Another round of ransomware assault has just hit over 2,000 global targets, including Danish shipping company Maersk, US pharmaceutical company Merck, and many private and public institutions in Ukraine.
Unlike WannaCry attack that hit seven weeks ago, the latest attack seems to be more solid, without the previous design flaws. Security companies are confident the Petya ransomware uses the same software exploit in Microsoft products that WannaCry was able to exploit.
Symantec says it has confirmed the ransomware is using the EternalBlue vulnerability that is believed to have been developed by the NSA.
Originally called Petya, the current ransomware emerged in 2016, and no re-appeared with upgrades, such as better encryption. Some call the new iteration “NotPetya” or “GoldenEye”.
“The latest ransomware assault seems to be particularly dangerous,” says Marty Kamden, chief marketing officer of NordVPN, “One of the best protection mechanisms are patches, but they might not always work with this new version of Petya.
“Another way to protect yourself is to disrupt a system before it boots, as the ransomware runs on boot. After the device gets infected with a ransomware, it will wait for about an hour until reboot. Reboot is required for a malware to encrypt the system, so in certain cases, if the device gets terminated in the encryption process, it gets disrupted and information can be saved.
“Generally, system administrators are still not well-prepared to protect their networks, and these attacks will only keep getting worse,” he adds.

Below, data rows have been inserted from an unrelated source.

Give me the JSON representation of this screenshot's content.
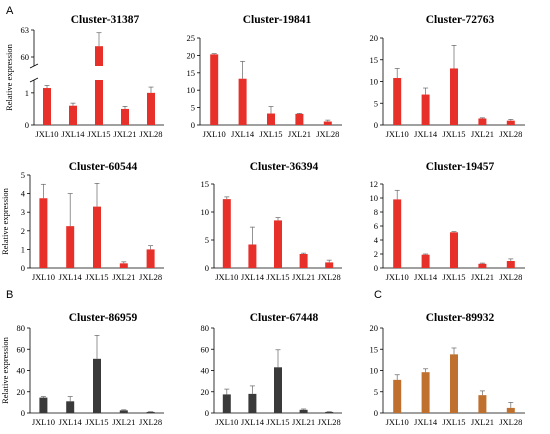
{
  "panel_letters": [
    "A",
    "B",
    "C"
  ],
  "chart_data": [
    {
      "type": "bar",
      "title": "Cluster-31387",
      "panel": "A",
      "ylabel": "Relative expression",
      "categories": [
        "JXL10",
        "JXL14",
        "JXL15",
        "JXL21",
        "JXL28"
      ],
      "values": [
        1.15,
        0.6,
        61.2,
        0.5,
        1.0
      ],
      "errors": [
        0.08,
        0.08,
        1.5,
        0.08,
        0.18
      ],
      "yscale": "broken",
      "yticks": [
        "0",
        "1",
        "60",
        "63"
      ],
      "color": "#e8302a"
    },
    {
      "type": "bar",
      "title": "Cluster-19841",
      "panel": "A",
      "categories": [
        "JXL10",
        "JXL14",
        "JXL15",
        "JXL21",
        "JXL28"
      ],
      "values": [
        20.3,
        13.3,
        3.3,
        3.2,
        1.0
      ],
      "errors": [
        0.2,
        5.0,
        2.0,
        0.15,
        0.4
      ],
      "ylim": [
        0,
        25
      ],
      "yticks": [
        0,
        5,
        10,
        15,
        20,
        25
      ],
      "color": "#e8302a"
    },
    {
      "type": "bar",
      "title": "Cluster-72763",
      "panel": "A",
      "categories": [
        "JXL10",
        "JXL14",
        "JXL15",
        "JXL21",
        "JXL28"
      ],
      "values": [
        10.8,
        7.0,
        13.0,
        1.5,
        1.0
      ],
      "errors": [
        2.2,
        1.5,
        5.3,
        0.15,
        0.3
      ],
      "ylim": [
        0,
        20
      ],
      "yticks": [
        0,
        5,
        10,
        15,
        20
      ],
      "color": "#e8302a"
    },
    {
      "type": "bar",
      "title": "Cluster-60544",
      "panel": "A",
      "ylabel": "Relative expression",
      "categories": [
        "JXL10",
        "JXL14",
        "JXL15",
        "JXL21",
        "JXL28"
      ],
      "values": [
        3.75,
        2.25,
        3.3,
        0.25,
        1.0
      ],
      "errors": [
        0.75,
        1.75,
        1.25,
        0.08,
        0.2
      ],
      "ylim": [
        0,
        5
      ],
      "yticks": [
        0,
        1,
        2,
        3,
        4,
        5
      ],
      "color": "#e8302a"
    },
    {
      "type": "bar",
      "title": "Cluster-36394",
      "panel": "A",
      "categories": [
        "JXL10",
        "JXL14",
        "JXL15",
        "JXL21",
        "JXL28"
      ],
      "values": [
        12.3,
        4.2,
        8.5,
        2.5,
        1.0
      ],
      "errors": [
        0.4,
        3.1,
        0.5,
        0.15,
        0.4
      ],
      "ylim": [
        0,
        15
      ],
      "yticks": [
        0,
        5,
        10,
        15
      ],
      "color": "#e8302a"
    },
    {
      "type": "bar",
      "title": "Cluster-19457",
      "panel": "A",
      "categories": [
        "JXL10",
        "JXL14",
        "JXL15",
        "JXL21",
        "JXL28"
      ],
      "values": [
        9.8,
        1.9,
        5.1,
        0.6,
        1.0
      ],
      "errors": [
        1.3,
        0.1,
        0.1,
        0.1,
        0.3
      ],
      "ylim": [
        0,
        12
      ],
      "yticks": [
        0,
        2,
        4,
        6,
        8,
        10,
        12
      ],
      "color": "#e8302a"
    },
    {
      "type": "bar",
      "title": "Cluster-86959",
      "panel": "B",
      "ylabel": "Relative expression",
      "categories": [
        "JXL10",
        "JXL14",
        "JXL15",
        "JXL21",
        "JXL28"
      ],
      "values": [
        14.5,
        11.0,
        51.0,
        2.5,
        1.0
      ],
      "errors": [
        1.0,
        4.5,
        22.0,
        0.5,
        0.2
      ],
      "ylim": [
        0,
        80
      ],
      "yticks": [
        0,
        20,
        40,
        60,
        80
      ],
      "color": "#3a3a3a"
    },
    {
      "type": "bar",
      "title": "Cluster-67448",
      "panel": "B",
      "categories": [
        "JXL10",
        "JXL14",
        "JXL15",
        "JXL21",
        "JXL28"
      ],
      "values": [
        17.5,
        18.0,
        43.0,
        3.0,
        1.0
      ],
      "errors": [
        5.0,
        7.5,
        16.5,
        0.8,
        0.2
      ],
      "ylim": [
        0,
        80
      ],
      "yticks": [
        0,
        20,
        40,
        60,
        80
      ],
      "color": "#3a3a3a"
    },
    {
      "type": "bar",
      "title": "Cluster-89932",
      "panel": "C",
      "categories": [
        "JXL10",
        "JXL14",
        "JXL15",
        "JXL21",
        "JXL28"
      ],
      "values": [
        7.8,
        9.6,
        13.8,
        4.2,
        1.2
      ],
      "errors": [
        1.2,
        0.8,
        1.5,
        1.0,
        1.3
      ],
      "ylim": [
        0,
        20
      ],
      "yticks": [
        0,
        5,
        10,
        15,
        20
      ],
      "color": "#c0702e"
    }
  ]
}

Here is NordVPN’s advice about protecting a network from latest ransomware attack:
* Power down when unusual messages pop out. If you encounter a “Check Disk” message, quickly power down to avoid having the files encrypted by the ransomware.
* Know which file to block. Stop the spread within a network from the Windows Management Instrumentation by blocking the file C:\Windows\perfc.dat from running. If such a file doesn’t exist yet, create it yourself and make it read-only.
* Protect local credentials. Use Microsoft’s Local Administrator Password Solution to protect credentials that grant network privileges.
* Always install latest security updates. Security updates often contain patches for latest vulnerabilities, which hackers are looking to exploit.
* Don’t open anything suspicious you get through email. Delete dubious emails from your bank, ISP, credit card company, etc. Never click on any links or attachments in emails you’re not expecting. Never give your personal details if asked via email.
* Backup all data. Backup your data in an alternate device and keep it unplugged and stored away. Backing up data regularly is the best way to protect yourself from ransomware because only unique information is valuable.
* Use a VPN for additional safety. Using a VPN when browsing can protect you against malware that targets online access points. That’s especially relevant when using a public hotspot. However, keep in mind that while a VPN can protect malware from spreading while it’s connected, it cannot protect you from downloading the malware. While a VPN encrypts your activity online, you should be careful when downloading and opening certain files or links.
* Close pop-up windows safely. Ransomware developers often use pop-up windows that warn you of some kind of malware. Don’t click on the window – instead, close it with a keyboard command or by clicking on your taskbar.
* Use anti-virus programs. Make sure you have installed one of the latest reputable anti-virus programs to make sure you are fully protected.